What’s the biggest stereotype about military spouses?
That we are all female. We totally missed it in our list of Military Spouse Stereotypes We Hate Most.
Sociologists would have a field day with that one (not to mention the assumption that all milspouses are straight). They would probably say that unconscious social rules like these are the ones that have the most power over us-- simply because we fail to see them.
So, of course, our male spouse readers called us on it. They told us about feeling marginalized and ignored and shut out. They told us about invitations to social events that were open to everyone yet closed with “See you ladies soon!”
Our female service member readers agreed with them. They told us about going to a job fair and having everyone assume that the male was the service member. And how they felt that the women who are at home get all the accolades and help while their own husbands got nothing.
Why are male spouses so underserved?Why are male spouses so underserved anyway? Don’t they have the same rights and privileges as female spouses? Didn’t we change the name to “military spouse” instead of “military wife?”
Sure. But as our readers are telling us, the stereotype persists that all spouses are female and that male spouses are unnecessary or even unwelcome. How does that happen? Let us count the ways....
1. The numbers are against them.To start with, the sheer numbers are against male spouses. According to the Department of Defense, about 15% of active duty members are female and about half of them are married. Of the married female service members, nearly half of them are in dual military marriages. In the Air Force especially, nearly a two thirds of all females are in a dual military marriages. Those couples count themselves as two active duty members, not as spouses--male or female.
That leaves very few male civilian spouses. Of 726,500 active duty spouses, 50,104 are male. And only 26,304 are male civilians. If you brought all of male spouses together in Yankee Stadium, you could fill every seat and still have plenty of room for each man to put his nachos and beer on the empty seat next to him.
2. Stay-at-home dads are a rare species.According to the Census Bureau, about 23 percent of married couple families with children under 15 years old have a stay at home parent. Only three percent of those SAHP are male.
In the military, we have a much higher percentage of SAHPs. In my research on long married military families, 64 percent of Navy wives and 68 percent of Army wives married more than 15 years agreed that their primary role in the family was to be a Stay At Home Mom.
When so many friendships are between members of the same gender, this limits possible contacts for male spouses that much more. (Male spouse Dave Etter has a hilarious take on this that will come up on SpouseBuzz this Saturday--look for it!)
3. Getting “help” is not based on skill.One of the complaints we often hear is that male spouses don’t get the same help as female spouses. It could be that there just isn’t that much help available out there for military famlies. No one is calling around offering free babysitting these days—to males or females.

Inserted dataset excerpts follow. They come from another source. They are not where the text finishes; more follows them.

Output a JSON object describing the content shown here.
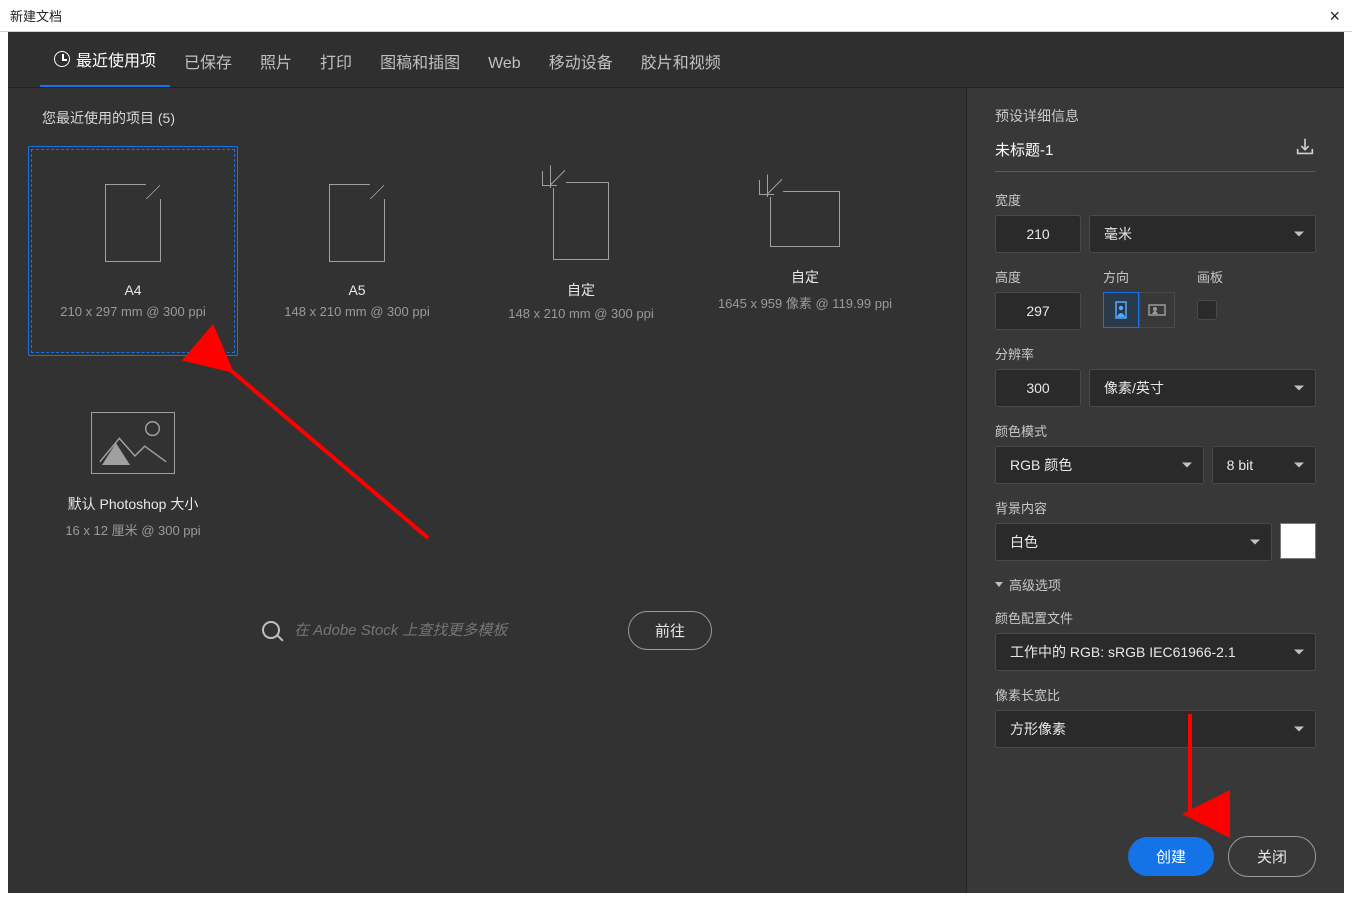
{
  "titlebar": {
    "title": "新建文档"
  },
  "tabs": [
    {
      "label": "最近使用项",
      "active": true,
      "icon": "clock"
    },
    {
      "label": "已保存"
    },
    {
      "label": "照片"
    },
    {
      "label": "打印"
    },
    {
      "label": "图稿和插图"
    },
    {
      "label": "Web"
    },
    {
      "label": "移动设备"
    },
    {
      "label": "胶片和视频"
    }
  ],
  "recent": {
    "header": "您最近使用的项目  (5)",
    "items": [
      {
        "name": "A4",
        "sub": "210 x 297 mm @ 300 ppi",
        "thumb": "doc",
        "selected": true
      },
      {
        "name": "A5",
        "sub": "148 x 210 mm @ 300 ppi",
        "thumb": "doc"
      },
      {
        "name": "自定",
        "sub": "148 x 210 mm @ 300 ppi",
        "thumb": "crop"
      },
      {
        "name": "自定",
        "sub": "1645 x 959 像素 @ 119.99 ppi",
        "thumb": "crop-land"
      },
      {
        "name": "默认 Photoshop 大小",
        "sub": "16 x 12 厘米 @ 300 ppi",
        "thumb": "image"
      }
    ]
  },
  "stock": {
    "placeholder": "在 Adobe Stock 上查找更多模板",
    "go": "前往"
  },
  "details": {
    "title": "预设详细信息",
    "docname": "未标题-1",
    "width_label": "宽度",
    "width": "210",
    "width_unit": "毫米",
    "height_label": "高度",
    "height": "297",
    "orientation_label": "方向",
    "artboard_label": "画板",
    "resolution_label": "分辨率",
    "resolution": "300",
    "resolution_unit": "像素/英寸",
    "color_mode_label": "颜色模式",
    "color_mode": "RGB 颜色",
    "bit_depth": "8 bit",
    "background_label": "背景内容",
    "background": "白色",
    "advanced_label": "高级选项",
    "profile_label": "颜色配置文件",
    "profile": "工作中的 RGB: sRGB IEC61966-2.1",
    "ratio_label": "像素长宽比",
    "ratio": "方形像素"
  },
  "footer": {
    "create": "创建",
    "close": "关闭"
  }
}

Moms tell us that when it comes to getting that necessary help, it is often a case of beg, barter or blackmail. They have to work their relationships to find someone who wants to trade or someone who will share the name of the only available sitter in town.
It isn’t easy. But you could make an argument that working these kinds of relationships is one of the things women are trained to do from the cradle. Male society doesn’t work the same way. So when males are working that same network across genders, it is harder.

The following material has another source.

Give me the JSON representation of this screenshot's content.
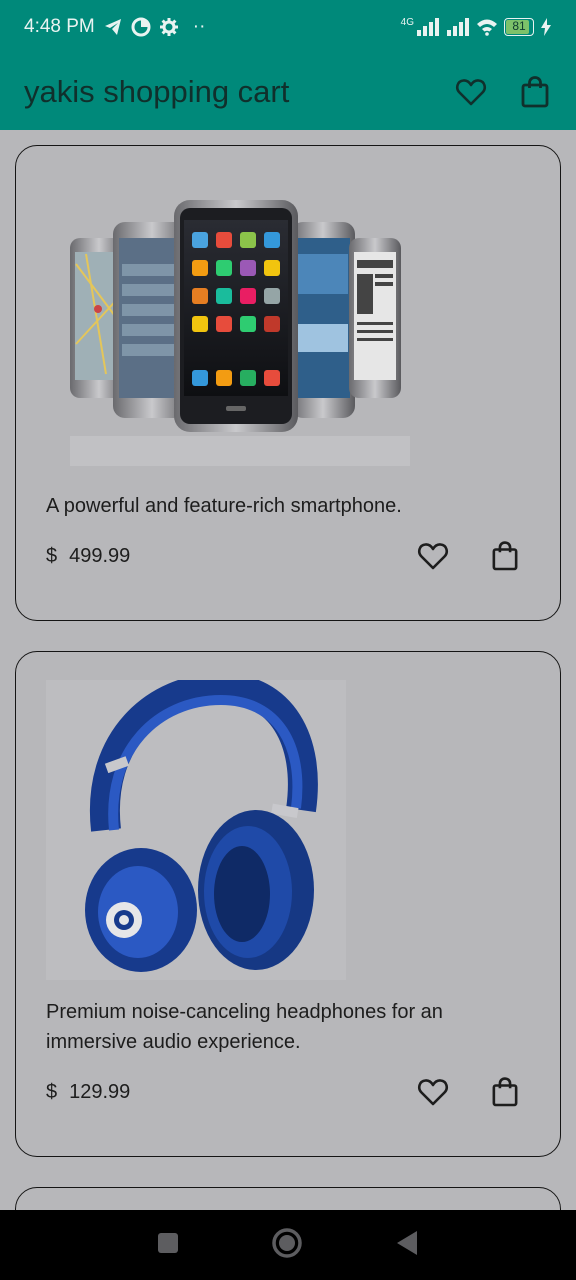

So what is the solution?Most of our male spouses, while annoyed by the all-female stereotype, are pretty good sports about the whole thing.
“Y'all always forget about us men,” said Rodney, a SpouseBuzz reader. “It's okay though. I always get this. Especially because I, a man, must be able to do all the men things including learning to do a girls hair and cut a boys hair. I've burned up quite a few Super Dad capes in my day, but it's all good. I got over it really quick and adapted. Moving on.”
And they do move on. Move forward. Keep going. I respect that.
But I can also see that no matter what the numbers say, that one male spouse you have in your unit counts as one. His one is just as important as my one and your one.
So maybe when we can see how the numbers are not working in favor of the male spouse, we could be a little more generous in inviting them to events. We could see them and know they even more on their own than we females are. We could watch our assumptions.
I promise that I will. And when I don’t, I count on our readers to keep me honest.